Sexual and reproductive health

Countries need to do what works to improve contraceptive access, provision and choice for women and girls

Greater efforts needed to meet international family planning goals

Three adolescent girls are jumping and smilling in a park, Russia.
The world now has the largest ever cohort of adolescents in history, and it is essential that countries meet their contraceptive needs, to ensure their present and future well-being, and also the well-being of their families and communities.
WHO /Sergey Volkov

11 July 2017: Women and girls have a human right to choose whether and when to become pregnant. When they do not have access to high quality contraceptive and fertility care services and information to help them plan their families, their health and well-being can suffer.

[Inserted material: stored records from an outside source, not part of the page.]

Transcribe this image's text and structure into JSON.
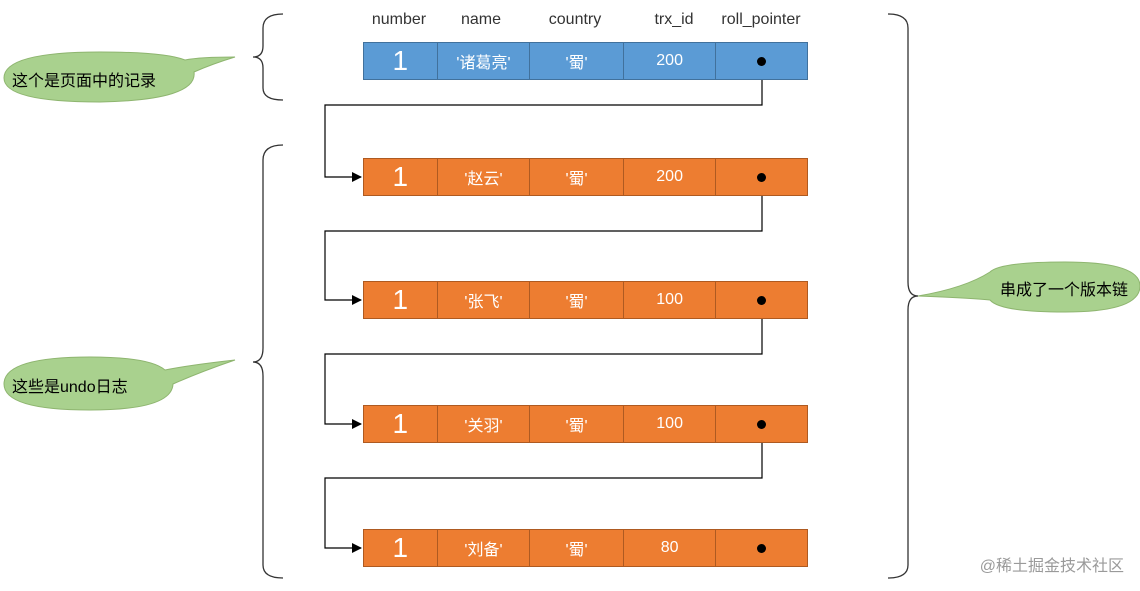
{
  "column_headers": [
    "number",
    "name",
    "country",
    "trx_id",
    "roll_pointer"
  ],
  "page_record": {
    "number": "1",
    "name": "'诸葛亮'",
    "country": "'蜀'",
    "trx_id": "200"
  },
  "undo_records": [
    {
      "number": "1",
      "name": "'赵云'",
      "country": "'蜀'",
      "trx_id": "200"
    },
    {
      "number": "1",
      "name": "'张飞'",
      "country": "'蜀'",
      "trx_id": "100"
    },
    {
      "number": "1",
      "name": "'关羽'",
      "country": "'蜀'",
      "trx_id": "100"
    },
    {
      "number": "1",
      "name": "'刘备'",
      "country": "'蜀'",
      "trx_id": "80"
    }
  ],
  "callouts": {
    "page_record_label": "这个是页面中的记录",
    "undo_log_label": "这些是undo日志",
    "version_chain_label": "串成了一个版本链"
  },
  "watermark": "@稀土掘金技术社区",
  "colors": {
    "page_record_fill": "#5B9BD5",
    "undo_record_fill": "#ED7D31",
    "callout_fill": "#A9D18E"
  }
}
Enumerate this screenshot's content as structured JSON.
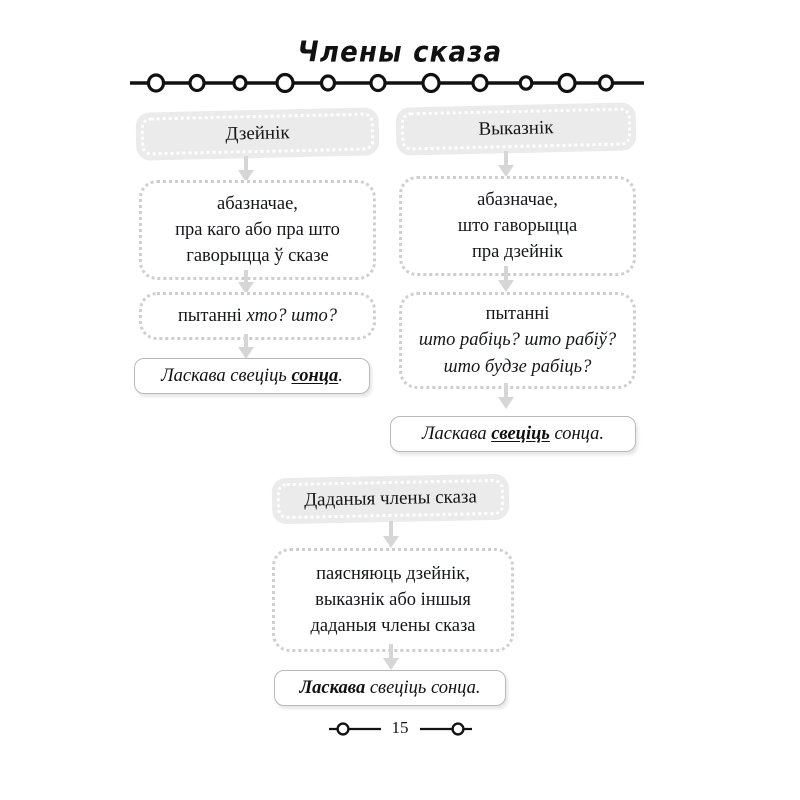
{
  "page": {
    "title": "Члены сказа",
    "page_number": "15",
    "accent_gray": "#ebebeb",
    "dotted_border_color": "#cfcfcf",
    "text_color": "#15161a"
  },
  "columns": {
    "subject": {
      "header": "Дзейнік",
      "definition": {
        "line1": "абазначае,",
        "line2": "пра каго або пра што",
        "line3": "гаворыцца ў сказе"
      },
      "questions": {
        "label": "пытанні",
        "items": "хто? што?"
      },
      "example": {
        "before": "Ласкава свеціць ",
        "highlight": "сонца",
        "after": "."
      }
    },
    "predicate": {
      "header": "Выказнік",
      "definition": {
        "line1": "абазначае,",
        "line2": "што гаворыцца",
        "line3": "пра дзейнік"
      },
      "questions": {
        "label": "пытанні",
        "line1": "што рабіць? што рабіў?",
        "line2": "што будзе рабіць?"
      },
      "example": {
        "before": "Ласкава ",
        "highlight": "свеціць",
        "after": " сонца."
      }
    },
    "secondary": {
      "header": "Даданыя члены сказа",
      "definition": {
        "line1": "паясняюць дзейнік,",
        "line2": "выказнік або іншыя",
        "line3": "даданыя члены сказа"
      },
      "example": {
        "before": "Ласкава",
        "highlight": "",
        "after": " свеціць сонца."
      }
    }
  },
  "decorations": {
    "bead_rule_name": "beaded-divider-line",
    "footer_rule_name": "footer-page-rule",
    "arrow_name": "down-arrow-connector"
  }
}
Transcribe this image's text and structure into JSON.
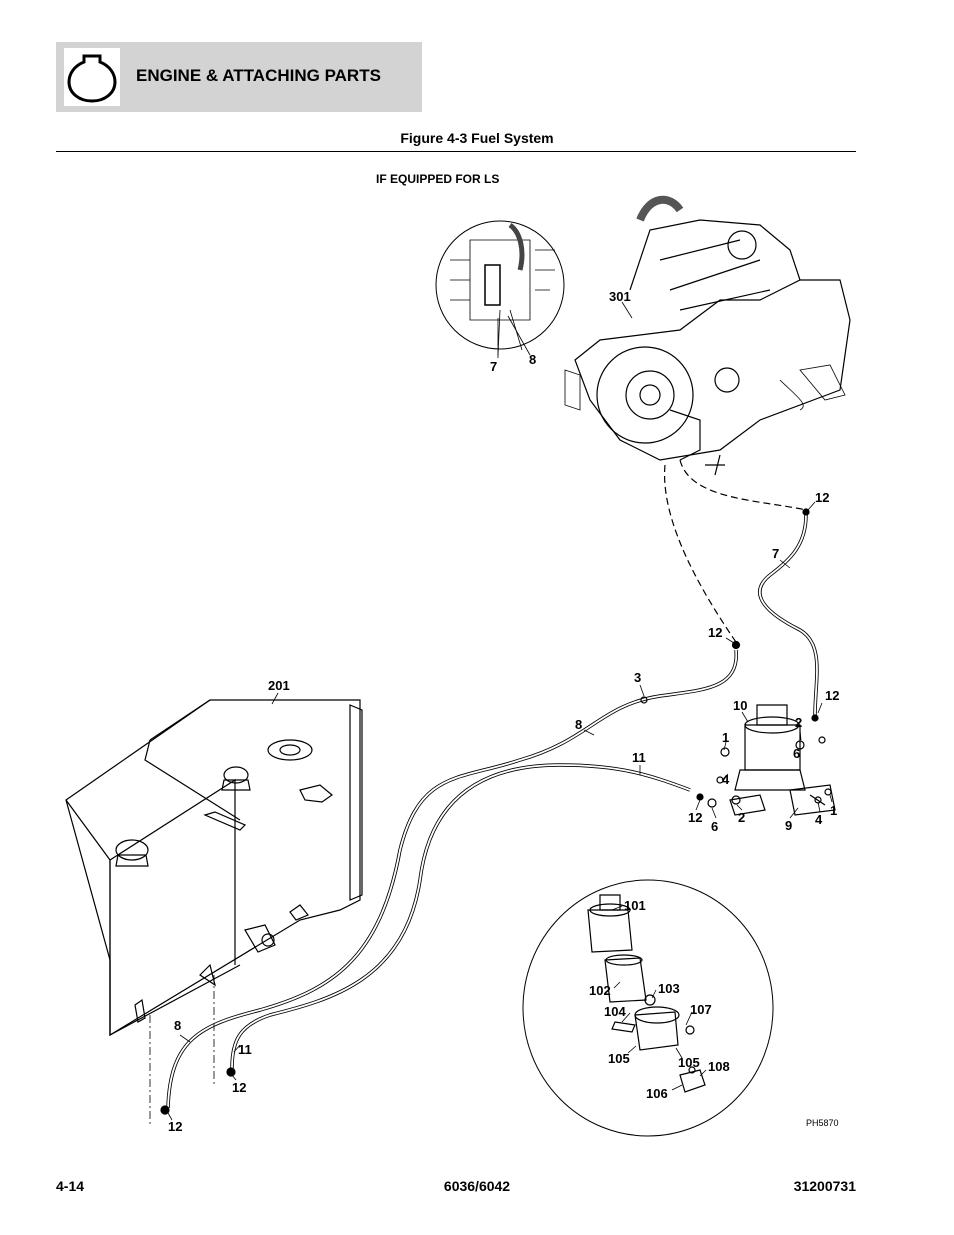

Family planning allows spacing of pregnancies and can delay pregnancies in young women at increased risk of health problems and death from early childbearing. Contraception prevents unintended pregnancies, and therefore also helps to reduce the need for unsafe abortion.

Promotion of family planning – and ensuring access to preferred contraceptive methods for women and couples – is essential to securing the well-being and autonomy of women, while supporting the health and development of communities.

WHO at the 2017 Family Planning Summit

Policy-makers, leaders, donors and contraceptive advocates from around the world are gathering at the Family Planning Summit in London to discuss how to intensify efforts in order to meet global goals for family planning.

The Director-General of WHO, Dr Tedros Adhanom Ghebreyesus is joined by other WHO leaders at the event, including Dr Flavia Bustreo, Assistant Director-General for Family, Women’s and Children’s Health, and Dr Ian Askew, Director of WHO Department of Reproductive Health and Research including HRP.

We know what works

On the occasion of the Family Planning Summit, a series of Evidence Briefs have been co-published by WHO, UK Aid, STEP-UP, and Population Council. These evidence briefs share crucial data on what works to improve contraceptive services and uptake. They take stock of progress made but also underline what works to improve contraceptive information and services delivery and uptake.

The briefs touch upon a number of issues, including how to accelerate uptake of voluntary, how to address the contraceptive needs of adolescents, how to improve family planning service delivery in humanitarian crises, how best to finance family planning services and programmes, as well as rights-based family planning in low- and middle-income countries, contraceptive supply chains, collaboration across sectors, and expanding contraceptive choice.

Access the Evidence Briefs

Five years of progress

In 2012, the London Summit on Family Planning was held to set global goals for improving the provision of and access to contraceptive information and services. Over the past five years, countries have made significant progress towards improving access to voluntary family planning services. In 2016, 300 million women and girls across 69 of the world’s lowest-income countries were using modern contraceptives. As a result of this, more than 82 million pregnancies, 25 million unsafe abortions, and 125 000 maternal deaths are averted every year.

A long way to go – girls and women on the move

Lack of family planning casts a shadow over the future for millions of women and girls on the move

In a new commentary, Dr Flavia Bustreo highlights the global imperative to meet the needs of girls and women on the move.

Despite these significant gains, countries still have a long way to go to ensure that no one is left behind. Data shows that an estimated 214 million women of reproductive age in developing regions who want to avoid pregnancy are not using a modern contraceptive method.

In addition, there is an urgent need to answer to the specific sexual and reproductive health needs of women and girls who are displaced or living in emergency and crisis situations. Of some 100 million people who were targeted in 2015 with humanitarian aid, an estimated 26 million are women and girls of reproductive age.

Focus on adolescents

The world now has the largest ever cohort of adolescents in history, and it is essential that countries meet their contraceptive needs, to ensure their present and future well-being, and also the well-being of their families and communities. Dr Venkatraman Chandra-Mouli, Scientist at WHO Department of Reproductive Health and Research including HRP, will be speaking as a panelist in the plenary session of the 2017 Family Planning Summit to highlight the importance of meeting the contraceptive needs of adolescents. On the occasion of the Summit, a commentary has been published on the Family Planning website which highlights the data gaps and opportunities for action.